57) I was the CGA Queen in 1993, I got a sash, belt buckle and tiara.

58) I hate to cry and fight it whenever the tears come on.

59) If I could "turn off" my heart to prevent being vulnerable in love, I would.

60) The best present I ever got was when my sisters took me on a trip to Hawaii for my birthday

61) I often feel alone in a crowd

62) I broke my arm in kindergarten, middle finger in 5th grade, wrist in 7th grade, 3 toes in 7th grade and have had numerous cuts, bruises, sprains and scars.

63) I have a permanent indention in my cheekbone and chin from when my dog knocked me over face-first onto the pavement while walking her, causing the bones to chip.

64) I love chocolate

65) For my birthday I always have grasshopper pie from baskin robbins



66) my first french-kiss was in the summer before 7th grade on my front lawn @ 11pm. I can still remember every sound and how the air felt. It was sweet.

67) I am afraid of needles, sharks, clowns, heights, having my feet off the ground and flying in airplanes.

68) I hate going to the Dr.

69) Hospitals terrify me because they smell like death.

70) I have to take birth control for the rest of my life to regulate my hormones because I have Polycystic Ovary Syndrome

71) I cant take Depo Provera because it sucks the nutrients from my body and makes me sick.

72) My sister Melissa and I are the Speed Uno champions of the family. We make a great team!

73) I was known as the town slut in Tracy before I ever lost my virginity.

74) When I was younger I wanted to name my first boy Dakota.

75) I was always Cody when we would play "bad girls" growing up.



76) I will never be Martha Stuart.

77) I love my crockpot, more than it is appropriate to love a kitchen appliance.

78) I am stubborn and argumentative

79) I am afraid to be vulnerable

80) I hate being thought of as vulnerable, fragile or weak

81) I am better at getting my thoughts out in letters than in face-to-face conversations

82) The chore I hate doing most is folding laundry

83) I label my appliance cords

84) I know all the words to almost every Disney song ever written.

85) My favorite movie is The Ghost and the Darkness


86) I sing in the shower

87) I believe whole heartedly that chocolate dipped cones from Fosters Freeze are a zillion times better than ones from DQ

88) I am now craving a chocolate dipped cone from Fosters Freeze

89) If you Google my name, I show up - and its for all animal-related stuff.

90) I plan things WAY in advance. If I'm going on vacation all things will be packed and double checked at least a week minimum before my leave date.

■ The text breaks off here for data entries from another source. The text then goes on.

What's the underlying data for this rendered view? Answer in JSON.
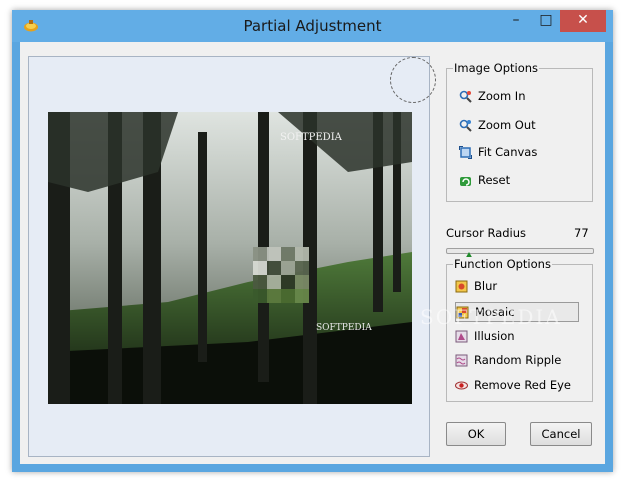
{
  "window": {
    "title": "Partial Adjustment",
    "minimize_glyph": "–",
    "maximize_glyph": "□",
    "close_glyph": "✕"
  },
  "image_options": {
    "legend": "Image Options",
    "items": [
      {
        "label": "Zoom In",
        "icon": "zoom-in-icon"
      },
      {
        "label": "Zoom Out",
        "icon": "zoom-out-icon"
      },
      {
        "label": "Fit Canvas",
        "icon": "fit-canvas-icon"
      },
      {
        "label": "Reset",
        "icon": "reset-icon"
      }
    ]
  },
  "cursor_radius": {
    "label": "Cursor Radius",
    "value": "77"
  },
  "function_options": {
    "legend": "Function Options",
    "items": [
      {
        "label": "Blur",
        "icon": "blur-icon"
      },
      {
        "label": "Mosaic",
        "icon": "mosaic-icon",
        "selected": true
      },
      {
        "label": "Illusion",
        "icon": "illusion-icon"
      },
      {
        "label": "Random Ripple",
        "icon": "random-ripple-icon"
      },
      {
        "label": "Remove Red Eye",
        "icon": "remove-red-eye-icon"
      }
    ]
  },
  "buttons": {
    "ok": "OK",
    "cancel": "Cancel"
  },
  "image": {
    "watermark_top": "SOFTPEDIA",
    "watermark_bottom": "SOFTPEDIA",
    "overlay_watermark": "SOFTPEDIA"
  },
  "colors": {
    "titlebar": "#62ade6",
    "close_button": "#c7504b",
    "client_bg": "#f0f0f0",
    "preview_bg": "#e6ecf5",
    "slider_thumb": "#1f8a2a"
  }
}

91) I have a thing for motorcycles and the boys that ride them. I firmly believe this is linked to childhood memories of riding behind my dad on his motorcycle when I was just a child.

92) I hate confrontation with those I know and love, but will pick fights with strangers all day long.

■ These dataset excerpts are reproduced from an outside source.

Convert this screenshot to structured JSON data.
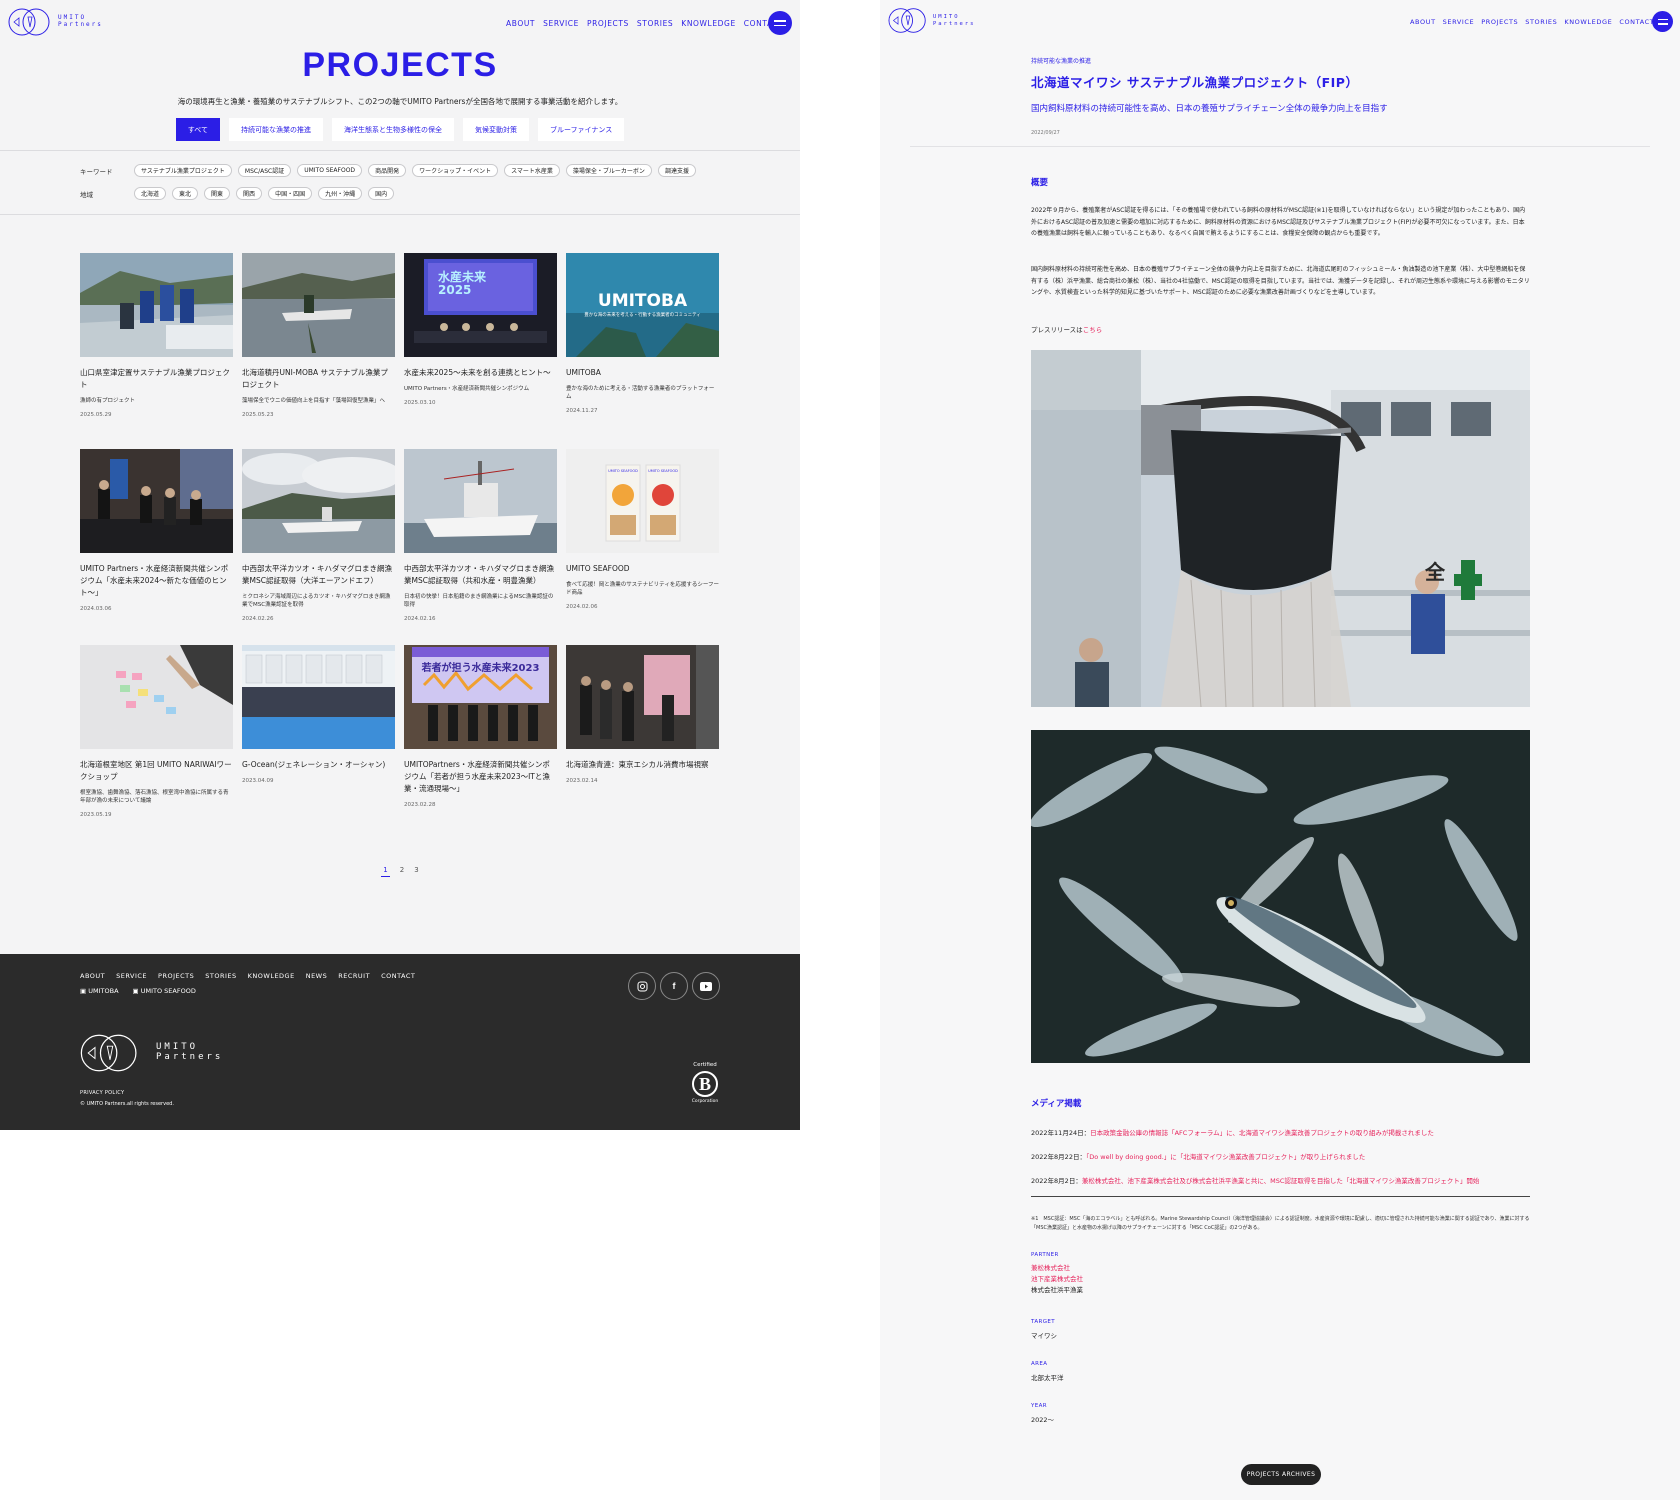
{
  "brand": {
    "name_line1": "UMITO",
    "name_line2": "Partners",
    "accent": "#2b1ee6",
    "link_color": "#e6245c"
  },
  "nav": {
    "items": [
      "ABOUT",
      "SERVICE",
      "PROJECTS",
      "STORIES",
      "KNOWLEDGE",
      "CONTACT"
    ],
    "menu_icon": "hamburger-icon"
  },
  "listing": {
    "title": "PROJECTS",
    "lead": "海の環境再生と漁業・養殖業のサステナブルシフト、この2つの軸でUMITO Partnersが全国各地で展開する事業活動を紹介します。",
    "tabs": [
      "すべて",
      "持続可能な漁業の推進",
      "海洋生態系と生物多様性の保全",
      "気候変動対策",
      "ブルーファイナンス"
    ],
    "filters": {
      "keyword_label": "キーワード",
      "keywords": [
        "サステナブル漁業プロジェクト",
        "MSC/ASC認証",
        "UMITO SEAFOOD",
        "商品開発",
        "ワークショップ・イベント",
        "スマート水産業",
        "藻場保全・ブルーカーボン",
        "調達支援"
      ],
      "region_label": "地域",
      "regions": [
        "北海道",
        "東北",
        "関東",
        "関西",
        "中国・四国",
        "九州・沖縄",
        "国内"
      ]
    },
    "cards": [
      {
        "title": "山口県室津定置サステナブル漁業プロジェクト",
        "sub": "漁師の有プロジェクト",
        "date": "2025.05.29"
      },
      {
        "title": "北海道積丹UNI-MOBA サステナブル漁業プロジェクト",
        "sub": "藻場保全でウニの価値向上を目指す「藻場回復型漁業」へ",
        "date": "2025.05.23"
      },
      {
        "title": "水産未来2025〜未来を創る連携とヒント〜",
        "sub": "UMITO Partners・水産経済新聞共催シンポジウム",
        "date": "2025.03.10"
      },
      {
        "title": "UMITOBA",
        "sub": "豊かな海のために考える・活動する漁業者のプラットフォーム",
        "date": "2024.11.27"
      },
      {
        "title": "UMITO Partners・水産経済新聞共催シンポジウム「水産未来2024〜新たな価値のヒント〜」",
        "sub": "",
        "date": "2024.03.06"
      },
      {
        "title": "中西部太平洋カツオ・キハダマグロまき網漁業MSC認証取得（大洋エーアンドエフ）",
        "sub": "ミクロネシア海域周辺によるカツオ・キハダマグロまき網漁業でMSC漁業認証を取得",
        "date": "2024.02.26"
      },
      {
        "title": "中西部太平洋カツオ・キハダマグロまき網漁業MSC認証取得（共和水産・明豊漁業）",
        "sub": "日本初の快挙！日本船籍のまき網漁業によるMSC漁業認証の取得",
        "date": "2024.02.16"
      },
      {
        "title": "UMITO SEAFOOD",
        "sub": "食べて応援！岡と漁業のサステナビリティを応援するシーフード商品",
        "date": "2024.02.06"
      },
      {
        "title": "北海道根室地区 第1回 UMITO NARIWAIワークショップ",
        "sub": "根室漁協、歯舞漁協、落石漁協、根室湾中漁協に所属する青年部が漁の未来について議論",
        "date": "2023.05.19"
      },
      {
        "title": "G-Ocean(ジェネレーション・オーシャン)",
        "sub": "",
        "date": "2023.04.09"
      },
      {
        "title": "UMITOPartners・水産経済新聞共催シンポジウム「若者が担う水産未来2023〜ITと漁業・流通現場〜」",
        "sub": "",
        "date": "2023.02.28"
      },
      {
        "title": "北海道漁青連：東京エシカル消費市場視察",
        "sub": "",
        "date": "2023.02.14"
      }
    ],
    "image_texts": {
      "card3_screen": "水産未来 2025",
      "card4_overlay": "UMITOBA",
      "card4_caption": "豊かな海の未来を考える・行動する漁業者のコミュニティ",
      "card7_banner": "若者が担う水産未来2023",
      "card8_label": "UMITO SEAFOOD"
    },
    "pager": [
      "1",
      "2",
      "3"
    ],
    "pager_current": "1"
  },
  "footer": {
    "nav": [
      "ABOUT",
      "SERVICE",
      "PROJECTS",
      "STORIES",
      "KNOWLEDGE",
      "NEWS",
      "RECRUIT",
      "CONTACT"
    ],
    "ext_links": [
      "UMITOBA",
      "UMITO SEAFOOD"
    ],
    "social": [
      "instagram-icon",
      "facebook-icon",
      "youtube-icon"
    ],
    "privacy": "PRIVACY POLICY",
    "copyright": "© UMITO Partners.all rights reserved.",
    "bcorp_top": "Certified",
    "bcorp_letter": "B",
    "bcorp_bottom": "Corporation"
  },
  "detail": {
    "category": "持続可能な漁業の推進",
    "title": "北海道マイワシ サステナブル漁業プロジェクト（FIP）",
    "subtitle": "国内飼料原材料の持続可能性を高め、日本の養殖サプライチェーン全体の競争力向上を目指す",
    "date": "2022/09/27",
    "overview_heading": "概要",
    "para1": "2022年９月から、養殖業者がASC認証を得るには、「その養殖場で使われている飼料の原材料がMSC認証(※1)を取得していなければならない」という規定が加わったこともあり、国内外におけるASC認証の普及加速と需要の増加に対応するために、飼料原材料の資源におけるMSC認証及びサステナブル漁業プロジェクト(FIP)が必要不可欠になっています。また、日本の養殖漁業は飼料を輸入に頼っていることもあり、なるべく自国で賄えるようにすることは、食糧安全保障の観点からも重要です。",
    "para2": "国内飼料原材料の持続可能性を高め、日本の養殖サプライチェーン全体の競争力向上を目指すために、北海道広尾町のフィッシュミール・魚油製造の池下産業（株）、大中型巻網船を保有する（株）浜平漁業、総合商社の兼松（株）、当社の4社協働で、MSC認証の取得を目指しています。当社では、漁獲データを記録し、それが周辺生態系や環境に与える影響のモニタリングや、水質検査といった科学的知見に基づいたサポート、MSC認証のために必要な漁業改善計画づくりなどを主導しています。",
    "press_prefix": "プレスリリースは",
    "press_link": "こちら",
    "media_heading": "メディア掲載",
    "media": [
      {
        "date": "2022年11月24日：",
        "text": "日本政策金融公庫の情報誌「AFCフォーラム」に、北海道マイワシ漁業改善プロジェクトの取り組みが掲載されました"
      },
      {
        "date": "2022年8月22日：",
        "text": "「Do well by doing good.」に「北海道マイワシ漁業改善プロジェクト」が取り上げられました"
      },
      {
        "date": "2022年8月2日：",
        "text": "兼松株式会社、池下産業株式会社及び株式会社浜平漁業と共に、MSC認証取得を目指した「北海道マイワシ漁業改善プロジェクト」開始"
      }
    ],
    "note": "※1　MSC認証：MSC「海のエコラベル」とも呼ばれる。Marine Stewardship Council（海洋管理協議会）による認証制度。水産資源や環境に配慮し、適切に管理された持続可能な漁業に関する認証であり、漁業に対する「MSC漁業認証」と水産物の水揚げ以降のサプライチェーンに対する「MSC CoC認証」の2つがある。",
    "partner_label": "PARTNER",
    "partners": [
      "兼松株式会社",
      "池下産業株式会社"
    ],
    "partner_plain": "株式会社浜平漁業",
    "target_label": "TARGET",
    "target": "マイワシ",
    "area_label": "AREA",
    "area": "北部太平洋",
    "year_label": "YEAR",
    "year": "2022〜",
    "archive_button": "PROJECTS ARCHIVES",
    "photo2_sign": "全"
  }
}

93) My favorite fruit is mulberries, mangoes come in a close second.

94) I believe avocado makes everything taste better

95) My favorite male musician is George Strait



96) My favorite Female musician is tied between Reba Mcentire & Martina Mcbride

97) Nothing makes me feel more at peace than riding full-out on the back of a horse with no saddle between us

98) My favorite band is Staind

99) I played clarinet in elementary school

100) I own the entire "chronicles of narnia" collection and still read and enjoy them to this day.

101) It took me two days to complete this list. :/

102) Writing this list was one of the most difficult things I've ever done.